Mayor Bill de Blasio on Wednesday announced a massive $2.6 billion housing investment to help New York City’s homeless, declaring that the city would not wait for New York state’s help in combating a growing crisis that has dominated headlines and damaged the mayor’s poll numbers.
Over the next 15 years, the city will pay for the creation of 15,000 “supportive housing” units, apartments that will be paired with on-site social services to help domestic abuse victims, veterans, drug addicts and those living on the street. Currently, there are nearly 58,000 people in city shelters and a few thousand more estimated to be living on the streets of the nation’s largest city.
The city and state had been negotiating on funding a new supporting housing program but de Blasio announced Wednesday that City Hall would forge ahead on its own.
“We are acting decisively. We are not waiting on Albany,” de Blasio said. “It was time for New York City to act. It was a simple as that.”

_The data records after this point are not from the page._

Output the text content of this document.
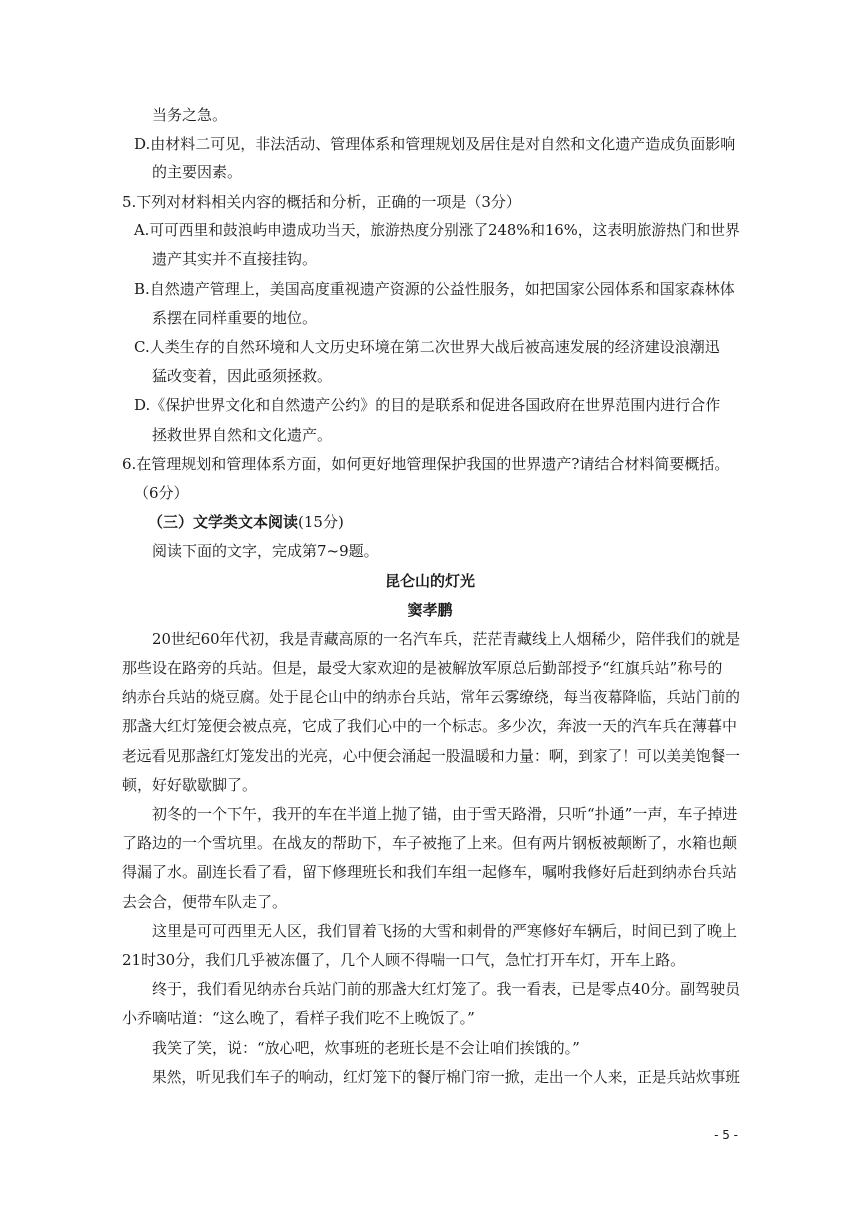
当务之急。
D.由材料二可见，非法活动、管理体系和管理规划及居住是对自然和文化遗产造成负面影响
的主要因素。
5.下列对材料相关内容的概括和分析，正确的一项是（3分）
A.可可西里和鼓浪屿申遗成功当天，旅游热度分别涨了248%和16%，这表明旅游热门和世界
遗产其实并不直接挂钩。
B.自然遗产管理上，美国高度重视遗产资源的公益性服务，如把国家公园体系和国家森林体
系摆在同样重要的地位。
C.人类生存的自然环境和人文历史环境在第二次世界大战后被高速发展的经济建设浪潮迅
猛改变着，因此亟须拯救。
D.《保护世界文化和自然遗产公约》的目的是联系和促进各国政府在世界范围内进行合作
拯救世界自然和文化遗产。
6.在管理规划和管理体系方面，如何更好地管理保护我国的世界遗产?请结合材料简要概括。
（6分）
（三）文学类文本阅读(15分)
阅读下面的文字，完成第7~9题。
昆仑山的灯光
窦孝鹏
20世纪60年代初，我是青藏高原的一名汽车兵，茫茫青藏线上人烟稀少，陪伴我们的就是
那些设在路旁的兵站。但是，最受大家欢迎的是被解放军原总后勤部授予“红旗兵站”称号的
纳赤台兵站的烧豆腐。处于昆仑山中的纳赤台兵站，常年云雾缭绕，每当夜幕降临，兵站门前的
那盏大红灯笼便会被点亮，它成了我们心中的一个标志。多少次，奔波一天的汽车兵在薄暮中
老远看见那盏红灯笼发出的光亮，心中便会涌起一股温暖和力量：啊，到家了！可以美美饱餐一
顿，好好歇歇脚了。
初冬的一个下午，我开的车在半道上抛了锚，由于雪天路滑，只听“扑通”一声，车子掉进
了路边的一个雪坑里。在战友的帮助下，车子被拖了上来。但有两片钢板被颠断了，水箱也颠
得漏了水。副连长看了看，留下修理班长和我们车组一起修车，嘱咐我修好后赶到纳赤台兵站
去会合，便带车队走了。
这里是可可西里无人区，我们冒着飞扬的大雪和刺骨的严寒修好车辆后，时间已到了晚上
21时30分，我们几乎被冻僵了，几个人顾不得喘一口气，急忙打开车灯，开车上路。
终于，我们看见纳赤台兵站门前的那盏大红灯笼了。我一看表，已是零点40分。副驾驶员
小乔嘀咕道：“这么晚了，看样子我们吃不上晚饭了。”
我笑了笑，说：“放心吧，炊事班的老班长是不会让咱们挨饿的。”
果然，听见我们车子的响动，红灯笼下的餐厅棉门帘一掀，走出一个人来，正是兵站炊事班
- 5 -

Talks began in February to create the fourth installment of the so-called New York/New York program, which would have split the costs between the city and state. But they collapsed over a dispute and have become the latest front in the ongoing cold war between de Blasio and Gov. Andrew Cuomo, a pair of Democrats whose feud has dominated state politics.

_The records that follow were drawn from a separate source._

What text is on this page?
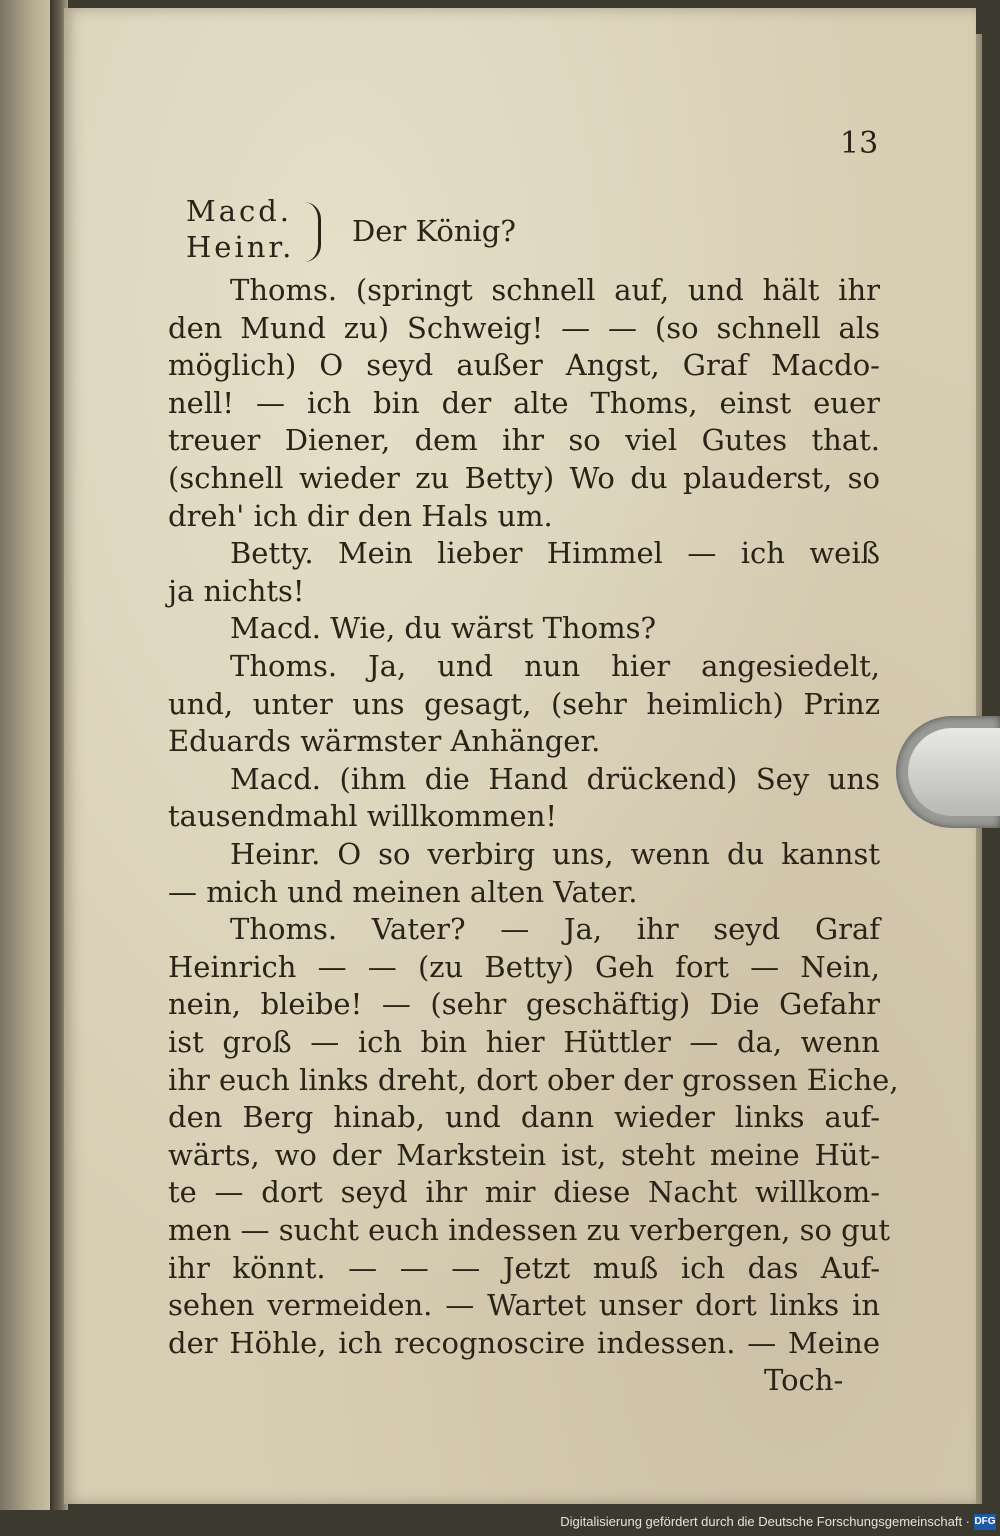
13
Macd.
Heinr. Der König?
Thoms. (springt schnell auf, und hält ihr
den Mund zu) Schweig! — — (so schnell als
möglich) O seyd außer Angst, Graf Macdo-
nell! — ich bin der alte Thoms, einst euer
treuer Diener, dem ihr so viel Gutes that.
(schnell wieder zu Betty) Wo du plauderst, so
dreh' ich dir den Hals um.
Betty. Mein lieber Himmel — ich weiß
ja nichts!
Macd. Wie, du wärst Thoms?
Thoms. Ja, und nun hier angesiedelt,
und, unter uns gesagt, (sehr heimlich) Prinz
Eduards wärmster Anhänger.
Macd. (ihm die Hand drückend) Sey uns
tausendmahl willkommen!
Heinr. O so verbirg uns, wenn du kannst
— mich und meinen alten Vater.
Thoms. Vater? — Ja, ihr seyd Graf
Heinrich — — (zu Betty) Geh fort — Nein,
nein, bleibe! — (sehr geschäftig) Die Gefahr
ist groß — ich bin hier Hüttler — da, wenn
ihr euch links dreht, dort ober der grossen Eiche,
den Berg hinab, und dann wieder links auf-
wärts, wo der Markstein ist, steht meine Hüt-
te — dort seyd ihr mir diese Nacht willkom-
men — sucht euch indessen zu verbergen, so gut
ihr könnt. — — — Jetzt muß ich das Auf-
sehen vermeiden. — Wartet unser dort links in
der Höhle, ich recognoscire indessen. — Meine
Toch-
Digitalisierung gefördert durch die Deutsche Forschungsgemeinschaft · DFG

But while de Blasio has frequently been outmaneuvered by an aggressive Cuomo, this time the mayor struck first and said that the city would shoulder the cost of the entire program.
“It’s time for the state to step up,” said a noticeably enthusiastic de Blasio, who seemed invigorated by the campaign rally-like feel of Wednesday’s news conference, complete with cheers from housing advocates and the formerly homeless. “I made a very public request of the state back in February. We weren’t seeing the kind of forward motion we needed, it was just time to act.”
A Cuomo spokeswoman said the state would provide “additional resources” to combat homelessness and took a swipe at de Blasio’s alleged tardiness in addressing the problem.
“Everyone understands the city has had a very real homeless problem and we’re glad the city is starting to act on it,” said Dani Lever.
Some highly visible examples of homelessness have become a regular sight in the city’s tabloids, and a poll released this week showed that nearly two-thirds of New Yorkers disapproved of how de Blasio has handled the issue. The mayor’s overall approval ratings have also sunk, topping out in the low 40s in several recent polls.
De Blasio’s sinking has been most noticeable among whites, of which only 28 percent approve of the mayor’s performance, according to the NYT/Siena poll. Conversely, 59 percent disapprove. Nearly half say that the city is a worse place to live under his watch — only 9 percent say it is better — and 51 percent say the city is now less safe.
“The only topics I hear him talk about are universal pre-K, racial profiling and actions against the police,” Alan Goldsmith, the director of a Queens nonprofit, told the New York Times. “I think he’s either dealing with the very poor on the socioeconomic level or the very wealthy; I don’t see him worrying about the needs of middle-class people like myself.”